The lawsuit includes four former players; the most notable player is four-time Pro Bowler, Jimmie Giles. The other three players – Donald Smith, Calvin Woods and Arron Sears – each played less than three years. Sears has been arrested several times since being released by the Buccaneers. Sears’ lawyer will probably argue that his mental-health issues were caused by football-related injuries.
In addition to naming the NFL, NLF Properties, and Riddell Helmets, the plaintiffs name the Buccaneers, Lions, Bills, Dolphins, Eagles and Titans as defendants — all of whom were the plaintiffs former employer.
The plaintiffs are represented by former-player-turned-lawyer, Charles E. Emanuel. Emanuel was a defensive back in the NFL for one year and then went on to law school, earning his J.D. from Florida Coastal School of Law.

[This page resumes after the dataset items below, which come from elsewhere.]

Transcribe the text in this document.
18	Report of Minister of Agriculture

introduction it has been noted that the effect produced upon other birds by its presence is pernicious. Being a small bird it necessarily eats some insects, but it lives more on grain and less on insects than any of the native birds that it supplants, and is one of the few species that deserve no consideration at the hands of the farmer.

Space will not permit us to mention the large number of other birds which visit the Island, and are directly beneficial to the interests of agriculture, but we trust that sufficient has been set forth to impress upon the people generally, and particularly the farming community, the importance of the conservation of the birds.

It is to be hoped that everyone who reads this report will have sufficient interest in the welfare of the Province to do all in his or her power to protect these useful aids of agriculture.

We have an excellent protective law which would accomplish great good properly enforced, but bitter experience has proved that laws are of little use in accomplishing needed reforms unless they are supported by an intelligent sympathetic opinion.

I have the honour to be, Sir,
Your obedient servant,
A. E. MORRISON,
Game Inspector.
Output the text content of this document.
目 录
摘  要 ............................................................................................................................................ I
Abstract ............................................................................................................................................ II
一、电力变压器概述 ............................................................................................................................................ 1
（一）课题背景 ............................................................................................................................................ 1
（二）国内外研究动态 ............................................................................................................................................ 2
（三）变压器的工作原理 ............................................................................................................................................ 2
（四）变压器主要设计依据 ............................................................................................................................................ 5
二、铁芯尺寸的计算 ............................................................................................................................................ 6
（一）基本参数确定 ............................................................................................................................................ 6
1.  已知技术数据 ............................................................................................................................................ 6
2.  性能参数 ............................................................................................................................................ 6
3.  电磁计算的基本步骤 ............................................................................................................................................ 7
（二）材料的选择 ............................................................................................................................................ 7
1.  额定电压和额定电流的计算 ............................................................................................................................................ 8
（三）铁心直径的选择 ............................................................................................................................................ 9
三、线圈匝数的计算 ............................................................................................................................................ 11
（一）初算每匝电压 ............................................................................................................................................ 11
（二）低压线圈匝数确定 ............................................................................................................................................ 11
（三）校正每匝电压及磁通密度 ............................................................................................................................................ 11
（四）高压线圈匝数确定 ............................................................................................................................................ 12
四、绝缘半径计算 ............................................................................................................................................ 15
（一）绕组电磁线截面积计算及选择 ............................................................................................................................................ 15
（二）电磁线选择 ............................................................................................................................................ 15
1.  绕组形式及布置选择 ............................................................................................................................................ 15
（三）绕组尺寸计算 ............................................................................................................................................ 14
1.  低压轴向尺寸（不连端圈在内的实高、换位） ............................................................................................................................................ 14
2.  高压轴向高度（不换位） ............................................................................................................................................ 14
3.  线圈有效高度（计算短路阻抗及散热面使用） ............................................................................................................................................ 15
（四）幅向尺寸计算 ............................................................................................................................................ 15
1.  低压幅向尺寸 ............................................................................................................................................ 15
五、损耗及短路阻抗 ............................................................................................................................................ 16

Prior to this suit, the plaintiffs’ lawyers purposefully refrained from naming the Clubs as a defendant. Primarily because it gives rise to a strong argument that the lawsuit is barred by workers’ compensation.
NFL players are employees of the team in which they play for; as part of this employer-employee relationship, workers’ compensation is generally the exclusive remedy for work-related injuries. In other words, employees give up the right to sue in exchange for workers’ compensation benefits (i.e. if you are injured on the job, you are entitled to benefits regardless of fault.)
However, there is an exception to the exclusive-remedy rule, which may allow an employee to sue his employer if the injury was intentional (i.e. fraud, battery, etc.). Here, the players are arguing that the Clubs purposefully misled the players about the long-term risks about concussions. Of course, this will be very difficult to prove unless the proverbial “smoking gun” memo is found during the discovery process.
The NFL may also use the exclusive-remedy argument later down the road, but the NFL’s argument isn’t as strong because it is not the employer of the players.
This lawsuit will eventually be consolidated with the multidistrict litigation in Philadelphia, but it will be interesting to see if any other lawyers decide to follow suit and name a Club as a defendant.